Compounding the problem for immigrants, during the flooding a Texas state law known as SB 4 was scheduled to go into effect, outlawing “sanctuary cities” like Houston, whose city government has ruled that its police will not aid ICE in rounding up and deporting immigrants without papers. Governor Abbott is not only a climate change denier; he is also on Trump’s anti-immigrant bandwagon.
If SB 4 is implemented, it would threaten police chiefs and city officials with criminal sanctions and penalties if they do not help deport immigrants.
SB 4 was schedule to go into effect on September 1, but a federal judge temporarily blocked important provisions of the law a few days before, pending rulings on several lawsuits filed against it. However, the judge left intact SB 4’s “show me your papers” provision, which requires law enforcement officials to allow cops to ask about immigration status during routine detentions for anything from speeding to jaywalking – racial profiling.

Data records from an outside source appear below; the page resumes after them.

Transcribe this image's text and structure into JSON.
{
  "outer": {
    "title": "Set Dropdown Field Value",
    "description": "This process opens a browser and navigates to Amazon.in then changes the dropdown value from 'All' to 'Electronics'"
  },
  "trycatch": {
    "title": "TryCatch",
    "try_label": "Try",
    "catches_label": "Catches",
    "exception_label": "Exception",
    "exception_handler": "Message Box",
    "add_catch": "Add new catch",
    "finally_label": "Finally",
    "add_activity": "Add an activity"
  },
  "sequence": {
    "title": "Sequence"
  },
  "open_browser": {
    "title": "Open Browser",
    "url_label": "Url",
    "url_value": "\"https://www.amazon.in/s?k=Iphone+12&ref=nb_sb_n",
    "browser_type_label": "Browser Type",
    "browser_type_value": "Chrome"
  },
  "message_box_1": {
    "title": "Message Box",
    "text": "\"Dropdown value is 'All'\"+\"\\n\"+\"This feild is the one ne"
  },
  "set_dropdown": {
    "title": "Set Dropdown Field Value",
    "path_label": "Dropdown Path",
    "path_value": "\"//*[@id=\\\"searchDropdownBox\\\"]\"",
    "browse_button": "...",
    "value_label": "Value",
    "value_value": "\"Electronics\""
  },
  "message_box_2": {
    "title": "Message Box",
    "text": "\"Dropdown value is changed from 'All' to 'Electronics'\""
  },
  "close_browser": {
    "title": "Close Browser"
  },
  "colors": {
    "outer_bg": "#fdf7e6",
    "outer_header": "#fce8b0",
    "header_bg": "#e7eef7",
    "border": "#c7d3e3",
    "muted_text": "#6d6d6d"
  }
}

Now Trump has rescinded the Deferred Action for Childhood Arrivals (DACA) program Obama created in 2012. DACA gave undocumented immigrants who were brought into the U.S. as children by their parents, a temporary reprieve from deportation and gave them work permits. This affected some 800,000 people, who are now on tenterhooks about their status. Of these 85,000 live in Houston, giving them and their families another reason to be fearful.
Trump put off the cancelation of DACA for six months. Ostensibly this would give the do-nothing Republican-controlled Congress time to come up with a fix. For sixteen years, under both Democratic and Republican majorities, Congress rejected legalizing the status of these people.